Ultragenyx Reports Positive Long-Term Data for UX111 Gene Therapy in Sanfilippo Syndrome Type A

On February 3, Ultragenyx Pharmaceutical announced positive long-term data for UX111, which is an investigational AAV9 gene therapy for Sanfilippo syndrome Type A (MPS IIIA). This demonstrates sustained reductions in cerebrospinal fluid heparan sulfate (CSF-HS) and significant improvements in clinical function.

With up to 8.5 years of follow-up, the study showed that treated children achieved a median 63.98% reduction in CSF-HS and exhibited unprecedented separation from natural history data, specifically regarding cognitive, communication, and motor skills.

Younger patients and those with earlier-stage disease showed the most robust treatment effects, while older children retained critical functional abilities, such as verbal communication and independent ambulation, far beyond the typical age of decline seen in untreated peers. The safety profile of UX111 remains favorable and well-tolerated.

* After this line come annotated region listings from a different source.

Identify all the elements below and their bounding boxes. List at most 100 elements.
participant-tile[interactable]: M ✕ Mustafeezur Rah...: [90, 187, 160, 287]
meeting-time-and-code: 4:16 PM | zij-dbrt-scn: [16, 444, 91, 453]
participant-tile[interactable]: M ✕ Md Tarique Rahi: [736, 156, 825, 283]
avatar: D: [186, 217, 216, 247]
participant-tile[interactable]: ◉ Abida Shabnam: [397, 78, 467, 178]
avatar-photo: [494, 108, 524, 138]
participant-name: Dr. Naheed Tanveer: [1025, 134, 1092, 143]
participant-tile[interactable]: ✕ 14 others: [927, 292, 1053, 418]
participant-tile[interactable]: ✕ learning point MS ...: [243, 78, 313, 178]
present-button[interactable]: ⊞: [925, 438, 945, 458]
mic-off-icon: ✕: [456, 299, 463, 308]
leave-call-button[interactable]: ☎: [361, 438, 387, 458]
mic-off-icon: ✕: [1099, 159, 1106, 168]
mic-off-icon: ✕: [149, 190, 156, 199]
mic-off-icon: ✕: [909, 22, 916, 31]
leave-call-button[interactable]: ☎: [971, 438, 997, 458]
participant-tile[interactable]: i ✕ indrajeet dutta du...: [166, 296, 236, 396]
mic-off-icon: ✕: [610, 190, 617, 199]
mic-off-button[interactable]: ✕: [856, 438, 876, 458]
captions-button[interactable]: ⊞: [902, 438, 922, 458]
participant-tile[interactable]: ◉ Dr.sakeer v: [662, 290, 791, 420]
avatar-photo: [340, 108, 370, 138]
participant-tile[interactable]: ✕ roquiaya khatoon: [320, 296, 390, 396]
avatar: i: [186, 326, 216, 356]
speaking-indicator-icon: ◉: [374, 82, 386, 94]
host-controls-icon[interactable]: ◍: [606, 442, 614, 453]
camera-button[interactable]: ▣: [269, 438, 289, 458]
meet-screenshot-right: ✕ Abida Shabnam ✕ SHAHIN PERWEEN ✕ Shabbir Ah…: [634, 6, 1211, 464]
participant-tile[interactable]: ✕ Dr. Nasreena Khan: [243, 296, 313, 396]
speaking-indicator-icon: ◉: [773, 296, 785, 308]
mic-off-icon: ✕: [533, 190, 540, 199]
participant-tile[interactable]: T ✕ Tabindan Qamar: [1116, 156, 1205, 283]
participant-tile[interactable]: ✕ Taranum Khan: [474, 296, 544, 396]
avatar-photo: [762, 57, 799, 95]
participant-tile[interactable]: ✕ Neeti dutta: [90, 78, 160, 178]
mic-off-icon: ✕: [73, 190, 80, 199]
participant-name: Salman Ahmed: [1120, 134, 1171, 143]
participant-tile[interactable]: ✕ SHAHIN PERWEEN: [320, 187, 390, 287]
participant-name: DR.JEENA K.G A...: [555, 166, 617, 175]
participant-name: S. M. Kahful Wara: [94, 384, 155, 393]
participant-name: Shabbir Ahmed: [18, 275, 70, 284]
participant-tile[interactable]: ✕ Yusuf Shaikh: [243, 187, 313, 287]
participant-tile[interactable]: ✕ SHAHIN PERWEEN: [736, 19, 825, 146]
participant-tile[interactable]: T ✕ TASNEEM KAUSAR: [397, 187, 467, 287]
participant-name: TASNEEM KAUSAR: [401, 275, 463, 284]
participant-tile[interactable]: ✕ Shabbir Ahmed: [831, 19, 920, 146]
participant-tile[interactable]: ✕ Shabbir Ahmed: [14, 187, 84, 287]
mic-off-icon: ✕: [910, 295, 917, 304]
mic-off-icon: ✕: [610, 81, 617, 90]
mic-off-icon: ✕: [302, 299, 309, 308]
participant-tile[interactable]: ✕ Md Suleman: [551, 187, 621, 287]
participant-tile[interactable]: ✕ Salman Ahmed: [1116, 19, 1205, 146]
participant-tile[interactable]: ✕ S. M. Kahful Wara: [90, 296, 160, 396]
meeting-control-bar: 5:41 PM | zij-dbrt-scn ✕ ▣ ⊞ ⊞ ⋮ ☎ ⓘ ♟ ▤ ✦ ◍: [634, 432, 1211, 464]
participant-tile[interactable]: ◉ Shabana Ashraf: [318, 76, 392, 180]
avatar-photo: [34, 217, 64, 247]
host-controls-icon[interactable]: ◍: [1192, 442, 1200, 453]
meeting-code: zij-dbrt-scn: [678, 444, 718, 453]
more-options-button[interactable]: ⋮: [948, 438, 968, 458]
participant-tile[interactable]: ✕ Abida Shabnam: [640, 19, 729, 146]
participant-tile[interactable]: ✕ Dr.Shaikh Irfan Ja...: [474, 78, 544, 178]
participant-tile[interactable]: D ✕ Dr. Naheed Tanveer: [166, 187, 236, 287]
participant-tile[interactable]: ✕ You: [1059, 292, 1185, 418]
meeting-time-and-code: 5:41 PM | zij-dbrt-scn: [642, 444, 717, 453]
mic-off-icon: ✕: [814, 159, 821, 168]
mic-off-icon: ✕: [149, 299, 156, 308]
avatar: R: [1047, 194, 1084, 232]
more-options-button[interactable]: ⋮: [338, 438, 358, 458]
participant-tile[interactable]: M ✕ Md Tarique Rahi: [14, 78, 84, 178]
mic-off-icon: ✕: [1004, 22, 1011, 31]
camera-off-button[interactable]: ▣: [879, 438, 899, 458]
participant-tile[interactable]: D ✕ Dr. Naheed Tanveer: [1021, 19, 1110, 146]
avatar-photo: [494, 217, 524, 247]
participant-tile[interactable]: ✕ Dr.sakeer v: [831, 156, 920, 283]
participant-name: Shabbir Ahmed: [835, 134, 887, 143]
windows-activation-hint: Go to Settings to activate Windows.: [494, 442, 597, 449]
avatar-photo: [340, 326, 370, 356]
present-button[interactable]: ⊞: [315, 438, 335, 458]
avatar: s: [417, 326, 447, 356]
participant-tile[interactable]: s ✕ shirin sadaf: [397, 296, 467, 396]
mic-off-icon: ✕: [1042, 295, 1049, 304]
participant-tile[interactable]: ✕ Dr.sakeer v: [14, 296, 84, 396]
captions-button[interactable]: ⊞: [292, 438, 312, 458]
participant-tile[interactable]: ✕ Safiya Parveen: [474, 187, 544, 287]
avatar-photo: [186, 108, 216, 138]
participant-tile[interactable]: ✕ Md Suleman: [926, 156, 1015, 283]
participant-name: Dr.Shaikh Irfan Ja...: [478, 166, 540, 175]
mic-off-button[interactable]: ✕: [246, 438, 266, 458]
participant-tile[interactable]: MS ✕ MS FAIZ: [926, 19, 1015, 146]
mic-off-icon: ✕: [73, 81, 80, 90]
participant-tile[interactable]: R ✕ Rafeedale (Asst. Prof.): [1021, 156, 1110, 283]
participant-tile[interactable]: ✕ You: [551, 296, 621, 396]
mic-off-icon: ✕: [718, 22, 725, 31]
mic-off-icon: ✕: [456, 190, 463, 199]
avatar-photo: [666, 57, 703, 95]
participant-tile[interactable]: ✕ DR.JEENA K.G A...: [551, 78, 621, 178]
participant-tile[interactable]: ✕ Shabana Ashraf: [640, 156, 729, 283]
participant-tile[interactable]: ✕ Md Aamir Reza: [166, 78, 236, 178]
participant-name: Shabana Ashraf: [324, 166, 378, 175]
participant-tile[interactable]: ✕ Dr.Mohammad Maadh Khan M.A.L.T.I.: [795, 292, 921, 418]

Following these encouraging results, Ultragenyx Pharmaceutical Inc. (NASDAQ:RARE) resubmitted its BLA to the US FDA in January 2026, seeking accelerated approval for UX111. The submission includes the latest long-term functional and biomarker data to support the clinical benefit of the gene therapy across various patient ages and disease severities. The company anticipates a review period of up to six months per FDA guidelines, with a PDUFA action date expected in Q3 2026.

Ultragenyx Pharmaceutical Inc. (NASDAQ:RARE) is a biopharmaceutical company that identifies, acquires, develops, and commercializes novel products for the treatment of rare and ultra-rare genetic diseases in North America, Latin America, Europe, the Middle East, Africa, and the Asia-Pacific.